今回、モビリティDX戦略の目玉がSDVになった背景には、自動車におけるハードウエア開発の限界がある。電動化でソフトウエアの重要性が高まっていることは言うまでもないが、それに加えて、非破壊で車両1台分のCADデータを作成できる超⼤型X線CT装置が開発されているため、ハードウエアに関して企業秘密の保持が成立しなくなる可能性が指摘されているのだ。データから製品を再現するリバースエンジニアリングとまでいかずとも、ハードウエアについての競争優位性が低下することは否めない。 自動車産業の未来を守るには、ここでソフトウエアと半導体にしっかりと投資をする必要がある。しかし、電動化関連の投資もあって各社の負担は増すばかり。そこで最近は、「SDVの競争領域と協調領域を切り分け、協調領域は大きな枠組みで進める」という流れになっているのだ。高性能半導体ではNVIDIAやQualcommが先んじているが、2023年12月にはトヨタ自動車やデンソー、ルネサスなど国内12社が集結して「SoC(System on Chip:高性能デジタル半導体)」の車載化研究開発を行う、自動車用先端SoC技術研究組合(ASRA)を設立。現在は14社が加盟し、2030年以降の量産適用に向けて活動を進めている。 もちろん、各社とも個別の取り組みも進めている。ホンダはSDV実現のためにIBMと次世代半導体・ソフトウエア技術の共同研究開発に取り組むこと、SDVの研究開発に約2兆円を支出すること(参照)を相次いで発表して話題を呼んだ。トヨタや日産も直近の発表こそないが、SDVを事業戦略に組み入れ、さらなる投資を予定している。
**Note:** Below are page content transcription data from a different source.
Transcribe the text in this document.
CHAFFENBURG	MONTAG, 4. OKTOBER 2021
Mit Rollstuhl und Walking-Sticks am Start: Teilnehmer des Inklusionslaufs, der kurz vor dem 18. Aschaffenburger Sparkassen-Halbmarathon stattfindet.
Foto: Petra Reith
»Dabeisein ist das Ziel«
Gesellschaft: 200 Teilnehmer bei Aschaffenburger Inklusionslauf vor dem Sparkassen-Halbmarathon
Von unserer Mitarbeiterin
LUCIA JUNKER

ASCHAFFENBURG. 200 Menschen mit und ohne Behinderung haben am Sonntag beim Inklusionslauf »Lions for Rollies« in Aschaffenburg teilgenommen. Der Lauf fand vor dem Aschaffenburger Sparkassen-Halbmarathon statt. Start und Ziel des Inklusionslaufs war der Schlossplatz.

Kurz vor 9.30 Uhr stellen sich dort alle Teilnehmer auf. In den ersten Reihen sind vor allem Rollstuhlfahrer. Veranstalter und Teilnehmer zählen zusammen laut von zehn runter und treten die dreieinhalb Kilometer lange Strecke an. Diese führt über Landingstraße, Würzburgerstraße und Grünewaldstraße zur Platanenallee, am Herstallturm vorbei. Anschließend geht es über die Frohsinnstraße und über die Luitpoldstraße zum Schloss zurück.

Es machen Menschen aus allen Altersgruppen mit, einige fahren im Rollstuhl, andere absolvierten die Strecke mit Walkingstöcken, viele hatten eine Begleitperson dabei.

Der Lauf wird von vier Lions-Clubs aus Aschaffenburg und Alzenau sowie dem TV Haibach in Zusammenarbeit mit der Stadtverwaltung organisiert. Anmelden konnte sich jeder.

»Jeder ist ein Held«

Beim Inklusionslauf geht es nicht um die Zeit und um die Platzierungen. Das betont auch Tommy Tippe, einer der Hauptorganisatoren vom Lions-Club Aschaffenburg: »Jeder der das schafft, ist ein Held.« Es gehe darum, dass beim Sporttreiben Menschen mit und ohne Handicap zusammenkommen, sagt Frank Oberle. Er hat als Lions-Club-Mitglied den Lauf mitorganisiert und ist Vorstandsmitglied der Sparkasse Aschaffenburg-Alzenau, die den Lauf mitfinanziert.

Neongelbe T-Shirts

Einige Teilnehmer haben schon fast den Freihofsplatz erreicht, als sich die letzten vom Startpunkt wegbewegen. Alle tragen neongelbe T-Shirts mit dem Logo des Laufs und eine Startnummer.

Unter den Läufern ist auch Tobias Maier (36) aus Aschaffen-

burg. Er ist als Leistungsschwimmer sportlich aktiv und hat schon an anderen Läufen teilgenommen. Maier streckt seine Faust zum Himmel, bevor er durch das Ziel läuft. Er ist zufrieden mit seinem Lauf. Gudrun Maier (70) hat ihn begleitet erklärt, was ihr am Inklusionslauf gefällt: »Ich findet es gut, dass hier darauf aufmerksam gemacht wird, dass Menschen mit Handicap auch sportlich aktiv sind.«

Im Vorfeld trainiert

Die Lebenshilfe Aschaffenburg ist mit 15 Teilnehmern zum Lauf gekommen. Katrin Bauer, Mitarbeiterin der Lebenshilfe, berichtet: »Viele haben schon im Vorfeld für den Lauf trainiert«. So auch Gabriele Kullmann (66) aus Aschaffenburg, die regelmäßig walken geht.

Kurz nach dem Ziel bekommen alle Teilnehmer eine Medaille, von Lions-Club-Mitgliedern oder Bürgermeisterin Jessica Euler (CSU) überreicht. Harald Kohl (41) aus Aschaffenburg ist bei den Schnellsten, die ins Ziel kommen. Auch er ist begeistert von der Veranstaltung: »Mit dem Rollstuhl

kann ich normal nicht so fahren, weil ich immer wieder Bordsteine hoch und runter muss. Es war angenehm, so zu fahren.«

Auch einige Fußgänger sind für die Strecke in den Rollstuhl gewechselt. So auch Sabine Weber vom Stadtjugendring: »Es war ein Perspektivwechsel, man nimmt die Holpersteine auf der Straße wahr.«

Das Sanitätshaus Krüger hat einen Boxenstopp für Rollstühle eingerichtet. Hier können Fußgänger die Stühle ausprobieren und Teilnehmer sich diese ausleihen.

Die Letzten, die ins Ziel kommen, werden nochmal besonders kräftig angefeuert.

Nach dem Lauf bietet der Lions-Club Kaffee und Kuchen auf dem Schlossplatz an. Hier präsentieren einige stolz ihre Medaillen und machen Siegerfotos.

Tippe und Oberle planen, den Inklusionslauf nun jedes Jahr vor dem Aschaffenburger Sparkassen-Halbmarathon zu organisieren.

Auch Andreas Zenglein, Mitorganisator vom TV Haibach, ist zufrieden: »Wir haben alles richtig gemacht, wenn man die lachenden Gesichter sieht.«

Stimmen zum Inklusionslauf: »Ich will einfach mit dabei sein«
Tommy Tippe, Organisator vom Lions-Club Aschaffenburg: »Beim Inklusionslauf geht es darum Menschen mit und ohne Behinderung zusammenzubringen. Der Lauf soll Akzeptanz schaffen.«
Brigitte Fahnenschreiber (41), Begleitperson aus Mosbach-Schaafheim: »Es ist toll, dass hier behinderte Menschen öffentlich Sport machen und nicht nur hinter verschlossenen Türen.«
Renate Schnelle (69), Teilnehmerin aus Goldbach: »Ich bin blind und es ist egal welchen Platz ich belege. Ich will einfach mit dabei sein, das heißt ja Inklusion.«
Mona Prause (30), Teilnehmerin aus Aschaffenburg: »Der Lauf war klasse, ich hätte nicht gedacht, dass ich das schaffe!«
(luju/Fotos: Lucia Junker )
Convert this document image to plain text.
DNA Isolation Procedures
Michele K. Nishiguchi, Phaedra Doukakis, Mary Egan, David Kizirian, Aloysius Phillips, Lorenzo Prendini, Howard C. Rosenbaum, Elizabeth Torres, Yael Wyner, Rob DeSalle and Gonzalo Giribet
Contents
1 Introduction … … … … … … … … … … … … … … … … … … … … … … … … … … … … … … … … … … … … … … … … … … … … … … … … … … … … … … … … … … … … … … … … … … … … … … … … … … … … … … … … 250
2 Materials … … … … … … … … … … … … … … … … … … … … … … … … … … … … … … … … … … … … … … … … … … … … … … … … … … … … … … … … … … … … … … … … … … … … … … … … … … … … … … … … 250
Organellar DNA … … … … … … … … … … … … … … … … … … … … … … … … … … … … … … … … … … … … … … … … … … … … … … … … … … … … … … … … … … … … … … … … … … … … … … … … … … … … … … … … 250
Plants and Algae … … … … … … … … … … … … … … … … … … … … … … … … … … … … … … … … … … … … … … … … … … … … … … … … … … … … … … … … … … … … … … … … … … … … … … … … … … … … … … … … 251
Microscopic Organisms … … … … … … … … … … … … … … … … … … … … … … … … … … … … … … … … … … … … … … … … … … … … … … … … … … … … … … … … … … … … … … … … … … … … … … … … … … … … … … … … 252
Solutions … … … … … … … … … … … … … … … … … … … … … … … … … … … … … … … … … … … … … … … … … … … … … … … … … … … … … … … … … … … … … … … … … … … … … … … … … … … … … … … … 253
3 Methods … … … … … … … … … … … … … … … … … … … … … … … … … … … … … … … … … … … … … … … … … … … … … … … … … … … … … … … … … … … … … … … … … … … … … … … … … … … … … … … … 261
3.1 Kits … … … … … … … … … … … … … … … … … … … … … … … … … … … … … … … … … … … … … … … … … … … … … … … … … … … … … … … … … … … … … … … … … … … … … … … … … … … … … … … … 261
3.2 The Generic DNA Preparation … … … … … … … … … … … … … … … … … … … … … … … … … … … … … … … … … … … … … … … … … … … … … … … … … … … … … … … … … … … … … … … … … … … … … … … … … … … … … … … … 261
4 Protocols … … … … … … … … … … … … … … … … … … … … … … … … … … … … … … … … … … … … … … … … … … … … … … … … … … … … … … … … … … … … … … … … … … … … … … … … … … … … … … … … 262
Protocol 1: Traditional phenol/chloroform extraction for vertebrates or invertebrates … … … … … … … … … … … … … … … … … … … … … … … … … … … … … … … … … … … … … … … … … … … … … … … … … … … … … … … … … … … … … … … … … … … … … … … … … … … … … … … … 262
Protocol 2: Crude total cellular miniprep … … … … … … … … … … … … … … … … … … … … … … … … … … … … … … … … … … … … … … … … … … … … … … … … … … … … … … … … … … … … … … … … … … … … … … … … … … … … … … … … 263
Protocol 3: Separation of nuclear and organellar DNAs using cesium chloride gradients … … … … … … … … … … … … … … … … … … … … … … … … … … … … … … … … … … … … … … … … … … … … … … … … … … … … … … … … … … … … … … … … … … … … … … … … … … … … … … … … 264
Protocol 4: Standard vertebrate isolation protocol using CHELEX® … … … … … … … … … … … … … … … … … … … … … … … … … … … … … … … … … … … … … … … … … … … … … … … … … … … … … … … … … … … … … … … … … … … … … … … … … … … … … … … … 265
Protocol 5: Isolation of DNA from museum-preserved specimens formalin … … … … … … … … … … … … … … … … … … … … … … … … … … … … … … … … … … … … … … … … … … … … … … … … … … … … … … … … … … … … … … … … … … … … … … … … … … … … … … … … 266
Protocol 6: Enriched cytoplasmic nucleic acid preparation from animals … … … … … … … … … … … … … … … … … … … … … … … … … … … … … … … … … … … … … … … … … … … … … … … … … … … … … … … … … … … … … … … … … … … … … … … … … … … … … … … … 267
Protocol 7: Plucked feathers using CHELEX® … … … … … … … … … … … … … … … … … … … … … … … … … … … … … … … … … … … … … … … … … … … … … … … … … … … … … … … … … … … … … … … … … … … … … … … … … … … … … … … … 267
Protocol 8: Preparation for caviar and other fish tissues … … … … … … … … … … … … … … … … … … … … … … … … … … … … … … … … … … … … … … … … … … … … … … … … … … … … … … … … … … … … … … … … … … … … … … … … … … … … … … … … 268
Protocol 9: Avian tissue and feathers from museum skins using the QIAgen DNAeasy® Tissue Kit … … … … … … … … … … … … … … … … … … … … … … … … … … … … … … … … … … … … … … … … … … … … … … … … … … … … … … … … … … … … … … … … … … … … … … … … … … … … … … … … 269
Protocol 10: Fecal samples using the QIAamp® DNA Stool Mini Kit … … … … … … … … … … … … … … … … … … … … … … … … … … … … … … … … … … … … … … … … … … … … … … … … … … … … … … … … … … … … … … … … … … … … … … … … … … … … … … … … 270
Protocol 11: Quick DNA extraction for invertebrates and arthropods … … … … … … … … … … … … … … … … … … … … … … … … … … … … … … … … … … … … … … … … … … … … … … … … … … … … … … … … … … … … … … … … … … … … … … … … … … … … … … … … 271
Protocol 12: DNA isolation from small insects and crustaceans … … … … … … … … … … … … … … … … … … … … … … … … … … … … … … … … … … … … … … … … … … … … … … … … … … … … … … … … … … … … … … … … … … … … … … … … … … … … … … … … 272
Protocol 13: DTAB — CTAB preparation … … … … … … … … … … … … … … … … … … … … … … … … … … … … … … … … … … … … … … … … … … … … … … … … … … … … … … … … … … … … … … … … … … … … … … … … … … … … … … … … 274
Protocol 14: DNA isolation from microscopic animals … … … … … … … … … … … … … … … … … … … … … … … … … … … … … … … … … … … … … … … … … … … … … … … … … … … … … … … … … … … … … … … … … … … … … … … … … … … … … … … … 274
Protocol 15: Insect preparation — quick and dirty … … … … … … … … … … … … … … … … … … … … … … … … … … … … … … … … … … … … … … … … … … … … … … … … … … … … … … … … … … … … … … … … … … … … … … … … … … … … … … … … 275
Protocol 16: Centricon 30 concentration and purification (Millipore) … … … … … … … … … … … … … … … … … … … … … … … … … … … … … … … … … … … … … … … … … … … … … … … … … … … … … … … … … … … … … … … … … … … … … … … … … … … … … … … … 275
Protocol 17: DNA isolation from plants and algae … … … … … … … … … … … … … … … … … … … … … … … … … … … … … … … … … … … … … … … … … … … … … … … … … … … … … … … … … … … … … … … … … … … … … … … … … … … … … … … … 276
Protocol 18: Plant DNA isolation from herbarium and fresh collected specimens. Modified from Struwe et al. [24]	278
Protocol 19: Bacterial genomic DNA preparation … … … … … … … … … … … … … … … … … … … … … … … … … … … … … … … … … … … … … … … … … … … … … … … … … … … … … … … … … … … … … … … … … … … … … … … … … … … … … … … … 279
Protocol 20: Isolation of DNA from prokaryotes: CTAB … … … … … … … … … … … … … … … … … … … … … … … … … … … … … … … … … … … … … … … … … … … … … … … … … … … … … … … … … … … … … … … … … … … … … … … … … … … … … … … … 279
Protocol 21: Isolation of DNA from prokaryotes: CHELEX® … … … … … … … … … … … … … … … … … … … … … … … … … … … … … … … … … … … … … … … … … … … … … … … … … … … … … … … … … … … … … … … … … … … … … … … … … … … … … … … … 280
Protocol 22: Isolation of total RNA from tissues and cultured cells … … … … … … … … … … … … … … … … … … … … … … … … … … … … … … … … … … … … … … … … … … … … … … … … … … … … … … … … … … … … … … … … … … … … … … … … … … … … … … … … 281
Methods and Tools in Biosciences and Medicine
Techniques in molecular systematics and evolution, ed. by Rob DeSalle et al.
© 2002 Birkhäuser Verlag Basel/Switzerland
2030年に向けて自動車業界が進む方向性はかなり明確になってきたように思う。
ソフトウエアの更新でできること、できないこと
ユーザーはSDVとどう付き合っていくことになるだろうか。OTAはすでにテスラや国内メーカーも一部車種で導入しているが、SDVはこれらをさらに進化させたものになる。車内の快適性能ではなく、より本質的な運転機能の更新がなされる可能性が高い。ただし、ハードウエアは変わらないので、そのポテンシャルの範囲内でのアップデートとなる。 例えば自動運転/先進運転支援システムでは、「認知」「判断」「操作(制御)」を自動車が行っている。このうち、「認知」についてはカメラやセンサーなどの性能に依存するところが大きく、ソフトウエアでの劇的なアップデートはなさそうだ。いっぽう「判断」はソフトウエアによる機能更新に可能性がある。「操作(制御)」をつかさどるのはハードウエアだが、それを動かすソフトウエアが重要なので、こちらも機能更新に可能性がある。 いずれにしても、自動運転レベル1のクルマがソフトウエアアップデートだけで一足飛びにレベル3になるとは考えにくい。安全性の観点からも、当面はバージョン1.0.0が1.0.1になるような、堅実な変化を重ねていくのではないだろうか。